Abbiamo sottolineato fino ad ora l’importanza della consapevolezza del paziente;

perché non ricordare la necessità di consapevolezza del medico, il bisogno di una maggiore cultura medico-legale per difendersi. È infatti esperienza di tutti i medici legali che si occupano di responsabilità professionale medica, che molte volte il minimizzare un rischio dell’atto terapeutico, con l’intento di tranquillizzare l’utente, si rivolge pericolosamente come un boomerang contro il medico, che pure era in assoluta buona fede.

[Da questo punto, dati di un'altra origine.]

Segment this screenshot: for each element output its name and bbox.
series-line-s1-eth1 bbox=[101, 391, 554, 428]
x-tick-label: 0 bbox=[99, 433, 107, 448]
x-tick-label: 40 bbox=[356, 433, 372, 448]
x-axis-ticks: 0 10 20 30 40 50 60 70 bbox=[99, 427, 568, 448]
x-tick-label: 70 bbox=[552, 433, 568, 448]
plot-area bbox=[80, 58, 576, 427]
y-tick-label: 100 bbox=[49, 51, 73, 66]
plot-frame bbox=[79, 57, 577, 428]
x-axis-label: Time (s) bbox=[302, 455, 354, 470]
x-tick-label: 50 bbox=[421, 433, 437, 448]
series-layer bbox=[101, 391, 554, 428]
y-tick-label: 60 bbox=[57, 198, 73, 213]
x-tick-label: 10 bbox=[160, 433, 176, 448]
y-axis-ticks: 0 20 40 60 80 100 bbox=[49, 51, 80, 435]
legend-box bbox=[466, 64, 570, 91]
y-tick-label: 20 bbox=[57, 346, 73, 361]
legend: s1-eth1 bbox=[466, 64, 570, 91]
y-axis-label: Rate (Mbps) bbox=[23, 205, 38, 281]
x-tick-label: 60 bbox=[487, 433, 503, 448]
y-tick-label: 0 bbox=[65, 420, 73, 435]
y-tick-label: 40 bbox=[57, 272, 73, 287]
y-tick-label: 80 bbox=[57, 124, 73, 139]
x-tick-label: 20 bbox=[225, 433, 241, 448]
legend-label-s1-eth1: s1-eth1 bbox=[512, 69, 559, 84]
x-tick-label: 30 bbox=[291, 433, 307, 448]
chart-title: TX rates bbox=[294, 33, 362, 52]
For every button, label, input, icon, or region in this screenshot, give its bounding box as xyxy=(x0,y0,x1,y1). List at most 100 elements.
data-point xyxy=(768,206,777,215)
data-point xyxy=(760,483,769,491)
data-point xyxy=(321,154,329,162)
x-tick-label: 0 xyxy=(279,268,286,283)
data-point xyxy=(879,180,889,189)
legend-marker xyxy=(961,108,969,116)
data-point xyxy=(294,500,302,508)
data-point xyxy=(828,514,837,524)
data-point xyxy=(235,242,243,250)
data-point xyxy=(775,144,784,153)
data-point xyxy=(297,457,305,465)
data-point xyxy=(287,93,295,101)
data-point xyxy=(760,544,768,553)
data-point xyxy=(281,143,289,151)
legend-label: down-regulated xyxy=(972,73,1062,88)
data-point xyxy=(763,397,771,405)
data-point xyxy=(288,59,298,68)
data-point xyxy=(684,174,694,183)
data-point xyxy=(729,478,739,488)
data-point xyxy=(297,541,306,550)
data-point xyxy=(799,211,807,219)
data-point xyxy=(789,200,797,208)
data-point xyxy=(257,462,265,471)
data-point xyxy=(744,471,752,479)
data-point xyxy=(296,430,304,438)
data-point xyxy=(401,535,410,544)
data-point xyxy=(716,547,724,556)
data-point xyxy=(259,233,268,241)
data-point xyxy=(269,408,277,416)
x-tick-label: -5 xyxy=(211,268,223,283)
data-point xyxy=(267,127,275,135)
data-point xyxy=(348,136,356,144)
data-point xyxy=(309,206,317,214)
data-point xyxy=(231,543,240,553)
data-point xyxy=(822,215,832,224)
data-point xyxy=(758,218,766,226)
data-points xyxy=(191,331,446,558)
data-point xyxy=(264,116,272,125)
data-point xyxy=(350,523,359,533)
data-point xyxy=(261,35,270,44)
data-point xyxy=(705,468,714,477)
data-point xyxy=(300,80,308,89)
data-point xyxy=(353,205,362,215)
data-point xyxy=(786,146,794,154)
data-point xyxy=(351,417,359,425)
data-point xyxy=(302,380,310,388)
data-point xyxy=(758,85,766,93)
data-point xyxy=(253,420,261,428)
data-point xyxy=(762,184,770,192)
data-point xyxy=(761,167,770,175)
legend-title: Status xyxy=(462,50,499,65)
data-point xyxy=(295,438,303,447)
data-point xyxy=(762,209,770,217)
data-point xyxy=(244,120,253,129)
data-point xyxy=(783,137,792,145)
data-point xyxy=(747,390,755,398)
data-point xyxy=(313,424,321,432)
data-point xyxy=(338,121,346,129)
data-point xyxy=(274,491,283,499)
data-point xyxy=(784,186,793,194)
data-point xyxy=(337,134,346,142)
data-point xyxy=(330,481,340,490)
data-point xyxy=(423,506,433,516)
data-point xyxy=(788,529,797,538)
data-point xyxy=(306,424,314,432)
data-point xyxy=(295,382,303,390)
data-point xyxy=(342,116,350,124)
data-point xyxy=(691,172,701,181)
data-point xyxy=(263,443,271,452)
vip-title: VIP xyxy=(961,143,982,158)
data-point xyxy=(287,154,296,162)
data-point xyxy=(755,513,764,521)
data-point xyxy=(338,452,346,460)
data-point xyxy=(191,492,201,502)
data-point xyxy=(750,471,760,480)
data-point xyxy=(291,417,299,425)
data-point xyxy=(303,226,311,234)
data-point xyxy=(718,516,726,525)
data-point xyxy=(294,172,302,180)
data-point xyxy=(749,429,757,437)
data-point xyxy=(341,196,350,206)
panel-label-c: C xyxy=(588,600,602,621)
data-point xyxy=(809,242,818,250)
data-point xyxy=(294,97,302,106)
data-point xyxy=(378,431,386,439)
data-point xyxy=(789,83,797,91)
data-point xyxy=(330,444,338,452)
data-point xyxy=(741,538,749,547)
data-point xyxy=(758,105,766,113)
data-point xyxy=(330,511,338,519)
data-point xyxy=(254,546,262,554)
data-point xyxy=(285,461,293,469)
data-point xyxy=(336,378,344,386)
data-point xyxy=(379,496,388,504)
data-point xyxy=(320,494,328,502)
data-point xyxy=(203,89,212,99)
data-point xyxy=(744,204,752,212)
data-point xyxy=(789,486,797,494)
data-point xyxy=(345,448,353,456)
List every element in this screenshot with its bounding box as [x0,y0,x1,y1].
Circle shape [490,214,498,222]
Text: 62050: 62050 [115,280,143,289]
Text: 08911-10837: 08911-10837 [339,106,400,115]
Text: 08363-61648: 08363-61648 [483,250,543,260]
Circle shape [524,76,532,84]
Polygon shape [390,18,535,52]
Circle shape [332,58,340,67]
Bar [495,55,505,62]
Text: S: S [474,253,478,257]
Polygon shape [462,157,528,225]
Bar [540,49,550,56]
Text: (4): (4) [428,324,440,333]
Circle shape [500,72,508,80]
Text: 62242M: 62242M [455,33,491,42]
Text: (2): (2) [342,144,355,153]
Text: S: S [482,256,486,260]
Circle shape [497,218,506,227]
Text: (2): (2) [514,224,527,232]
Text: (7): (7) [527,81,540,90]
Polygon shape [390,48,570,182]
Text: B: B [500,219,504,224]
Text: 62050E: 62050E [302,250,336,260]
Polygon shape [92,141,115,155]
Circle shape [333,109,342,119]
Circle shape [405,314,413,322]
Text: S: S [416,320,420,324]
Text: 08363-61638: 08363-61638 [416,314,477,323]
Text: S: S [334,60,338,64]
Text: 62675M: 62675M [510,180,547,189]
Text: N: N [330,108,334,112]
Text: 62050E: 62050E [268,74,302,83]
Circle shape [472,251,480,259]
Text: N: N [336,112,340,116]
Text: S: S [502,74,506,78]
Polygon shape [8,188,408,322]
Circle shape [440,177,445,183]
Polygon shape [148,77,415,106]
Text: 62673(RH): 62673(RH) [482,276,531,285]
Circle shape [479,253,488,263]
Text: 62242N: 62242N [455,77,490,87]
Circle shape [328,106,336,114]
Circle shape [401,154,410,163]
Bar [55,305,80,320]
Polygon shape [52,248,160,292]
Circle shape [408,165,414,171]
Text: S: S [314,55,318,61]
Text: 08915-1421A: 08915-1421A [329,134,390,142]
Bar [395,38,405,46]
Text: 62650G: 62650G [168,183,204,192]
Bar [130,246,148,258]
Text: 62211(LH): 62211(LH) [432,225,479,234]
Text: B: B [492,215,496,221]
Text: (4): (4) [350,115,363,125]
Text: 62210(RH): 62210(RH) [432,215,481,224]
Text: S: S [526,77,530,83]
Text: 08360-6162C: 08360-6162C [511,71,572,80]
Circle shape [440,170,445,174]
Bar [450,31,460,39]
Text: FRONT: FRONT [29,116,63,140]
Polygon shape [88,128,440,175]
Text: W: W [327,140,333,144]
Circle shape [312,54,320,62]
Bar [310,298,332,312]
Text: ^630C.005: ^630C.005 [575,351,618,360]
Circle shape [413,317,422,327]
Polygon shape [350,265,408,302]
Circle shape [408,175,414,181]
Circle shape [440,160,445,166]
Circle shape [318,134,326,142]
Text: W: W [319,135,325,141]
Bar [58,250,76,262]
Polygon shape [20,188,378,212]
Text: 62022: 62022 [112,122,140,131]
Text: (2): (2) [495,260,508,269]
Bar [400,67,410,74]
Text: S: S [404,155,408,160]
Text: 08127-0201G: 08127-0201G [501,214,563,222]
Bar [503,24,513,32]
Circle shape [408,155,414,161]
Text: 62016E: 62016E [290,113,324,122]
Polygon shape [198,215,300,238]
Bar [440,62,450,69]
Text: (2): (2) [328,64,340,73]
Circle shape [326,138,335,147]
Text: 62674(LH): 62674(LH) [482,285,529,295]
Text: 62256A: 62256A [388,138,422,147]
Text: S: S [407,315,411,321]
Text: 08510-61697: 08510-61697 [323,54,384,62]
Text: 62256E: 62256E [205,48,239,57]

Viviamo in tempi in cui i messaggi dei mass media pongono i pazienti in una situazione di prevenzione e di allarmismo. La tendenza dei giudici è di identificare il paziente con la parte lesa, con attribuzione di colpa al medico. Nel sistema giuridico italiano, infatti, questa è la condizione per cui si può ottenere il risarcimento. Ne consegue che eventuali contenziosi non rimangono confinati nell’ambito della causa civile, come semplice problema assicurativo. Spesso inizia un’azione legale in ambito penale, con tutte le conseguenze gravi che ne possono derivare. Oggi non è più sufficiente nemmeno essere colti, preparati nel proprio settore. Occorre in qualche modo un’informazione medico-legale, come pure una sensibilizzazione psicologica che ottimizzi il rapporto medico-paziente.